Linda was applying her expertise in data management to a study exploring methods for accessing and visualizing scientific data in a distributed computing environment for the data system for the Earth Observing System (EOS), a series of NASA satellites. The satellites contain instruments for taking vast numbers of measurements to provide answers to questions about global change.

On leave from UCSB, Jeff Dozier served as senior project scientist for EOS from 1990 to 1992. He has since received the NASA Public Service Medal for his leadership of EOS.

Jeff got to NASA and EOS through snow.

After receiving his B.A. degree from California State University, Hayward, he studied geography at the University of Michigan from which he received his Ph.D. When he joined the UCSB faculty in 1974, his research interests began to focus on snow science, hydrology, and hydrochemistry of alpine regions. Wanting more and better information about snow coverage led him to remote sensing—the gathering of information about Earth from space. As Linda said, "Jeff’s scientific interests have pushed him into computing. EOS is much more than just launching satellites; it’s about getting the end product—the information—in a useful form."

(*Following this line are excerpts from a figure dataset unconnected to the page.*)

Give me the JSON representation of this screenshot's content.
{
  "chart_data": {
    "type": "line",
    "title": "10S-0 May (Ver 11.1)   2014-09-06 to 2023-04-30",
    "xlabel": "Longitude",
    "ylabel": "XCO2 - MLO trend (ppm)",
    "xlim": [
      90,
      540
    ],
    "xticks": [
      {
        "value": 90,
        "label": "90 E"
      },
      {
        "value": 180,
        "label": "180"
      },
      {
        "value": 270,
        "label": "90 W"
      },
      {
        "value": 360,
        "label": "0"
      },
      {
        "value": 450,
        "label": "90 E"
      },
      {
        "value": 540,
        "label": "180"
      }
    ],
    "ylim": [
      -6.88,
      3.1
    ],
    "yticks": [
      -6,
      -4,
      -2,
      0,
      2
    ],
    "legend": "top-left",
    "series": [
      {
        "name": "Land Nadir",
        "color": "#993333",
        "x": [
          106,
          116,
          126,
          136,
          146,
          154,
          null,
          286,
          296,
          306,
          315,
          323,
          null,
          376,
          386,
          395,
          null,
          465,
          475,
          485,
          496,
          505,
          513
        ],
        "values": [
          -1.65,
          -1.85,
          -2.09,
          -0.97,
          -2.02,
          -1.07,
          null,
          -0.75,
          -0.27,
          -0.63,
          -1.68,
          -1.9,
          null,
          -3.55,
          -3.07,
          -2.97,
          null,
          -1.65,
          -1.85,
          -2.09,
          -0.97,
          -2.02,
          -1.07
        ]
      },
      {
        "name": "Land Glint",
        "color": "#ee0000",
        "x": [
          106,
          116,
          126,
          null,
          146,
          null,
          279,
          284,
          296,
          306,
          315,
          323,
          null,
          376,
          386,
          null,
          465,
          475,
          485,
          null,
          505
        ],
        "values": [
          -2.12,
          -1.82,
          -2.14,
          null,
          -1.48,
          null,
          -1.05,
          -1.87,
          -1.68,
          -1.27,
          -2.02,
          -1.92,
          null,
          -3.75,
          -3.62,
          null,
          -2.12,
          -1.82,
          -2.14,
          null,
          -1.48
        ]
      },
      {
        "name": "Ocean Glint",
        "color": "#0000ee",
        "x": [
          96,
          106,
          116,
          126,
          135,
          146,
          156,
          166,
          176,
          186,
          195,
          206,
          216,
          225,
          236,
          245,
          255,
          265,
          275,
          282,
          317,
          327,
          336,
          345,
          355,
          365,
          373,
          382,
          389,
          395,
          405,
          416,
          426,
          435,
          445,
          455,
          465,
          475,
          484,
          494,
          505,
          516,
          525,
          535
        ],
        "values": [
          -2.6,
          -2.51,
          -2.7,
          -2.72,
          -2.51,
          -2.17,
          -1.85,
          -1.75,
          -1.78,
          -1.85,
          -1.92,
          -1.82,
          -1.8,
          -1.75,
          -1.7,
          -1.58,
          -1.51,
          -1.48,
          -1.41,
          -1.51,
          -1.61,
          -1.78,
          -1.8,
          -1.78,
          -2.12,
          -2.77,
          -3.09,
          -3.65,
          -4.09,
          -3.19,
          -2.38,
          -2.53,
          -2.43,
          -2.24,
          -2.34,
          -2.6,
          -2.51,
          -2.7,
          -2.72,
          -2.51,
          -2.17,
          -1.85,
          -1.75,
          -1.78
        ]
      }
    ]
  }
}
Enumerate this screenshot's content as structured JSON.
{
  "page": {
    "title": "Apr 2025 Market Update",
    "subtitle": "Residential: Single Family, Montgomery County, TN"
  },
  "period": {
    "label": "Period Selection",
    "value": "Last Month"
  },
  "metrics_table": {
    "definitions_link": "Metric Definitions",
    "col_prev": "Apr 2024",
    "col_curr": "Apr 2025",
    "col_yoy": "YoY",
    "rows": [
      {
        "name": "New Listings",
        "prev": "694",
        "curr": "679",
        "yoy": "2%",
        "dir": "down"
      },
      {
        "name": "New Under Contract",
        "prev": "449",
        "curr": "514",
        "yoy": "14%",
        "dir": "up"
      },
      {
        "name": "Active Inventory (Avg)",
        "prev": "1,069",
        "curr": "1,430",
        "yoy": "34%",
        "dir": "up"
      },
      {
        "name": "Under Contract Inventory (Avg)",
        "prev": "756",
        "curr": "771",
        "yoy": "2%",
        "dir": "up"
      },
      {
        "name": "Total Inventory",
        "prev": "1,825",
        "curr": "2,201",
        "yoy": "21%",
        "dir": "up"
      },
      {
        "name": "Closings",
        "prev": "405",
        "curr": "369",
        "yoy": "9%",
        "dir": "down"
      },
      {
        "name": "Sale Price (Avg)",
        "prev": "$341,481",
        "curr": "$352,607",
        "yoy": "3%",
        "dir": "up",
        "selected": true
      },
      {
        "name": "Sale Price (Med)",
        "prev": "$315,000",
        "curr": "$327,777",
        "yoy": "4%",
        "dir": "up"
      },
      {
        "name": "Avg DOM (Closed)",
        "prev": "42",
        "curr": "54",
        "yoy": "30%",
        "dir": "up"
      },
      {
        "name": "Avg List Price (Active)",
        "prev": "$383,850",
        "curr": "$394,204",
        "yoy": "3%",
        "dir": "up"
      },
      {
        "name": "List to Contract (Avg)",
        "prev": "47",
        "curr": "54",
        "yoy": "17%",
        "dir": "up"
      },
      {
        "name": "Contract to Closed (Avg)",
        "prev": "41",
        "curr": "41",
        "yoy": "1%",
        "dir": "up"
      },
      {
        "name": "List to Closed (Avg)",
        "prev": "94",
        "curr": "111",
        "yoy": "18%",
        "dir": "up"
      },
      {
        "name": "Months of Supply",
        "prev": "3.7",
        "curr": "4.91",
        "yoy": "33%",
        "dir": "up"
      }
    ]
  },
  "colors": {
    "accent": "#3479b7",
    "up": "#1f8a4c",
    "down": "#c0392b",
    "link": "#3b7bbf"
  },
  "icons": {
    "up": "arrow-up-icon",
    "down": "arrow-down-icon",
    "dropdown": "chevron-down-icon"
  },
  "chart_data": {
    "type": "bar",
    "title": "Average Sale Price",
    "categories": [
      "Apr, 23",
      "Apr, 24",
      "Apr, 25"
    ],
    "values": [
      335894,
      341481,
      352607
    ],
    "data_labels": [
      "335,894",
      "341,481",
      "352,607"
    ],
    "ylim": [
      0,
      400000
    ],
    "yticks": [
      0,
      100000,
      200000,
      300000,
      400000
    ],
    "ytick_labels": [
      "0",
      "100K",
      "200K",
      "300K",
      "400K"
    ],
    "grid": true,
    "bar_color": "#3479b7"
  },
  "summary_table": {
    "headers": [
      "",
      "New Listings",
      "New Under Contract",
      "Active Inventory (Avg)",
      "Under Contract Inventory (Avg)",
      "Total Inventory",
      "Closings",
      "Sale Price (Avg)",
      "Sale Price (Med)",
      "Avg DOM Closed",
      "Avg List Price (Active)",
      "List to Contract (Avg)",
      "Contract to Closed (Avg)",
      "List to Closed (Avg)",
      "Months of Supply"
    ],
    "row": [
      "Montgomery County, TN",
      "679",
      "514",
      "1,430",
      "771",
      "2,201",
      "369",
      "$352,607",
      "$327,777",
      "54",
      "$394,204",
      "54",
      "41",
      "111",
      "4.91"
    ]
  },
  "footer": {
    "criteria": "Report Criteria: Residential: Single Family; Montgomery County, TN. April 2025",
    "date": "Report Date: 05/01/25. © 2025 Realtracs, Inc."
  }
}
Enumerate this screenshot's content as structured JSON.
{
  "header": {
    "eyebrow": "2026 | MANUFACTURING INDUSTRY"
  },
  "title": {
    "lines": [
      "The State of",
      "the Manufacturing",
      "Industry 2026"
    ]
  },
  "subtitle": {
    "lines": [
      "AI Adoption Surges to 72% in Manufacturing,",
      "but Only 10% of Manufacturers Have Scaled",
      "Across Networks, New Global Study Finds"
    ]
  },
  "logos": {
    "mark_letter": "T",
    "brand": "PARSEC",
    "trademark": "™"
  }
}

When Jeff returned to UCSB to resume being a member of the Geography Department faculty, Linda came with him and started the work at home that led to the creation of

NaviSoft. In 1994 Jeff became the first dean of the Bren School, which opened its doors to master’s degree students in 1996 and to Ph.D. candidates in 1998. After NaviSoft, Linda served as vice president for corporate development for America Online from 1995 to 1998, when she "retired" to have her third child.

Now Linda says she is getting ready to return to work. What she means is that she is preparing to start another business. At the end of his five-year tenure as dean, Jeff has agreed to stay on as dean for one extra year to enable UCSB to conduct a national search for his successor. Continuing as professor of Environmental Science & Management at the Bren School, he wants to refocus his energies on environmental research as the flood of data from EOS rains down on Earth.